Show HN: Cleven – a Common Lisp experimental volume graphics game engine - afainer
https://github.com/afainer/cleven
======
laarc
Cool! I'm trying to do something similar. I really think the time is ripe for
a lisp-based game engine.

I'll have more time to look into your work later, but I wanted to say (a) very
cool! Keep it up! (b) check out Lumen
([https://github.com/sctb/lumen](https://github.com/sctb/lumen)). It compiles
into Lua, and can be powered by LuaJIT. The benchmark performance is off the
charts, on par with LuaJIT itself, because it compiles to code that mimics the
way you'd write in Lua without any of the hassle.

My current plan is to add support for running Lumen via luvit, which provides
many libraries for LuaJIT, some of them useful for gamedev. If you're
interested in some kind of a collaboration, shoot me an email or something.
But regardless, best wishes and good luck!

By the way, thanks for making this available under a permissive license. It's
not always an easy decision, but the gamedev industry in particular will be
improved by choices like this.

------
laarc
Here's how to get started with Cleven on OS X:

    
    
      brew install rlwrap
      brew install sdl2
      brew install sbcl
      wget https://beta.quicklisp.org/quicklisp.lisp
      shasum -a 256 quicklisp.lisp  # c.f. https://www.quicklisp.org/beta/
      sbcl
    

Within SBCL, run the following:

    
    
      (load "quicklisp.lisp")
      (quicklisp-quickstart:install)
      (ql:add-to-init-file)
    

Press enter. Exit SBCL by running:

    
    
      (exit)
    

Then run

    
    
      cd ~/quicklisp/local-projects/
      git clone https://github.com/afainer/cleven.git
      cd cleven
      rlwrap sbcl
    

Inside SBCL, run:

    
    
      (ql:quickload "sdl2")
      (ql:quickload "cleven")
      (load "sandbox.lisp")
      (in-package #:sandbox)
      (run-sandbox)
    

It pops up a window!

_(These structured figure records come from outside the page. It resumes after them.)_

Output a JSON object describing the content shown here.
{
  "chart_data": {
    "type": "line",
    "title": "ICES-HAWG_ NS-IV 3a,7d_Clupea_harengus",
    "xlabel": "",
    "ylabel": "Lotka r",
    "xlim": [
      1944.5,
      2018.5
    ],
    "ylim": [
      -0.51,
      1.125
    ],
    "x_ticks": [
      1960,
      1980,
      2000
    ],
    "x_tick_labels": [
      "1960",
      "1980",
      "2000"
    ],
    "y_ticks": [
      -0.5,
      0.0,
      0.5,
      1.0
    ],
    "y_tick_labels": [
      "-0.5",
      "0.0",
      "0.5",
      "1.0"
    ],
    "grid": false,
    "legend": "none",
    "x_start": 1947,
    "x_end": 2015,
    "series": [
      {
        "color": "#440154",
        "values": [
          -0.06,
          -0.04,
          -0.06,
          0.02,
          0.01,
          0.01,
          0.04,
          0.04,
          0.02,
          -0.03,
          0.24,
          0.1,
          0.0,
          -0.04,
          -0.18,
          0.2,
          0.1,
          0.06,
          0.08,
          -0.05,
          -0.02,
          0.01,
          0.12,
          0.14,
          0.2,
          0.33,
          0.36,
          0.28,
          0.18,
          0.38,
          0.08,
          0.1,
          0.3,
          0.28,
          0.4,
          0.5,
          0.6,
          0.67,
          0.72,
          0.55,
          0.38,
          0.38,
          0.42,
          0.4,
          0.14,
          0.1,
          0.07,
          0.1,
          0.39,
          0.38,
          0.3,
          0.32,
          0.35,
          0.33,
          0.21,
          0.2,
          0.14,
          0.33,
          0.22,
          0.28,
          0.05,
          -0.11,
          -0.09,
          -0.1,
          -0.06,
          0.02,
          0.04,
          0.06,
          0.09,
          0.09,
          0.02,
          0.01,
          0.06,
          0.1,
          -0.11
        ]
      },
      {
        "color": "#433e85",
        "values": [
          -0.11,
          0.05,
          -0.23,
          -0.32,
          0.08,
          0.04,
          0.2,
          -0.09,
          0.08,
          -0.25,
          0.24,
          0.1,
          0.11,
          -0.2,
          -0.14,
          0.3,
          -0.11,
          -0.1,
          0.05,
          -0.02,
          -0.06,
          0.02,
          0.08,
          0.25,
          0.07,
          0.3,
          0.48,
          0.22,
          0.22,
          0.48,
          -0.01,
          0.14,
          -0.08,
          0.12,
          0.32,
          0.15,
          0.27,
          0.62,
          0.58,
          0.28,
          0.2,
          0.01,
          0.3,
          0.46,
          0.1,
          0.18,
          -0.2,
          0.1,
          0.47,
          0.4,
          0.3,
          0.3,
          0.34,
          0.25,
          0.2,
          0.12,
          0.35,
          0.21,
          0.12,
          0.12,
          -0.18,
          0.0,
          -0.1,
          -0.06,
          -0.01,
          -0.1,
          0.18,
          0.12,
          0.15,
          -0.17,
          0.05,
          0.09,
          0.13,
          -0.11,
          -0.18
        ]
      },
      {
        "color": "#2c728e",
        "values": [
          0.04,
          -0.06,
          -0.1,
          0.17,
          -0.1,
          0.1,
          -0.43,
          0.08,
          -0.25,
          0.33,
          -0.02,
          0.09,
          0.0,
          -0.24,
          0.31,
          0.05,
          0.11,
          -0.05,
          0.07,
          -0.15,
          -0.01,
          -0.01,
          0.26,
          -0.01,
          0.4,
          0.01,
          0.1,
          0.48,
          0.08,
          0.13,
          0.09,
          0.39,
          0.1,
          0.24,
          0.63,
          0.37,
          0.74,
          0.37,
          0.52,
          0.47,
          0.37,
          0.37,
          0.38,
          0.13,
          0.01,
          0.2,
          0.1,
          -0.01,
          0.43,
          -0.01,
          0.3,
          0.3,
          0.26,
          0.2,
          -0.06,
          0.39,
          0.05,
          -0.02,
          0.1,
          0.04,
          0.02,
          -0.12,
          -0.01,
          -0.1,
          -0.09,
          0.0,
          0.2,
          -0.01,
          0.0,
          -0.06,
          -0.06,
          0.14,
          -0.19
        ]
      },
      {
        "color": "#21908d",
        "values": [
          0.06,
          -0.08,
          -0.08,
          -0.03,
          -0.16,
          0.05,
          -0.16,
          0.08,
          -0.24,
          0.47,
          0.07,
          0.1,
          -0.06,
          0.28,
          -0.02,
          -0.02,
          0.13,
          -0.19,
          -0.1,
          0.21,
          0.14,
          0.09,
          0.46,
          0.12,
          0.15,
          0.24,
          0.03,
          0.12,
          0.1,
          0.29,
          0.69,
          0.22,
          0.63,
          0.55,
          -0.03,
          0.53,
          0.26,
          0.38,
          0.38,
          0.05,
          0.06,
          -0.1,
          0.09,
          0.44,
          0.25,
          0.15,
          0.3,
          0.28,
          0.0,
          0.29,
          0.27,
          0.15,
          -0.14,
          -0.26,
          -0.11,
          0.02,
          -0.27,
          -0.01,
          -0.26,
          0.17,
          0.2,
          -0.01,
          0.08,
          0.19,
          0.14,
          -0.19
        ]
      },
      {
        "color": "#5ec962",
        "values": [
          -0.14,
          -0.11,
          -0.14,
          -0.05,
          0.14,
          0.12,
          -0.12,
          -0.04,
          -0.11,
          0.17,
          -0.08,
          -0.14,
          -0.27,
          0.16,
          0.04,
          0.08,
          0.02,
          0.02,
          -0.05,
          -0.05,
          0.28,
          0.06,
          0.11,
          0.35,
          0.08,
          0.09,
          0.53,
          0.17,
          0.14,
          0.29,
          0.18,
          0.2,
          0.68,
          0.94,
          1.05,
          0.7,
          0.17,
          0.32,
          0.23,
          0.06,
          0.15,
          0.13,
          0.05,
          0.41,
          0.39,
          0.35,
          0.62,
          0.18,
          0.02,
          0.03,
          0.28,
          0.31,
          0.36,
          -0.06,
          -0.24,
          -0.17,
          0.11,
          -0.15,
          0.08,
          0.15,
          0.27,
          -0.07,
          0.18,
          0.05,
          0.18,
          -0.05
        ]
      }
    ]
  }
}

But I ran into an error at this point:

    
    
      debugger invoked on a SIMPLE-ERROR in thread
      #<THREAD "Render thread" RUNNING {1006D70EF3}>:
        Shader compilation failed.  The info log is:
      ERROR: 0:24: '' :  version '330' is not supported
    

I tried switching computers, but I got the same error. I'm running an AMD
Radeon R9 M370X on Yosemite.

Unfortunately I'll have to stop here, since I'm a bit pressed for time. This
project is way cool, so I'll look into it more later. If you have any ideas
how to debug it further, please let me know here or by email.

Those steps might work for other people on OS X, though. There's probably some
kind of driver issue on my end. (Ah, the life of gamedev...)

Edit: Created issue
[https://github.com/afainer/cleven/issues/1](https://github.com/afainer/cleven/issues/1)

------
afainer
Thank you, guys! I really appreciate your feedback.

------
Dekkeret
also we have a bug in description:) You need to load "cl-fad" lib just type
in: (ql:quickload "cl-fad")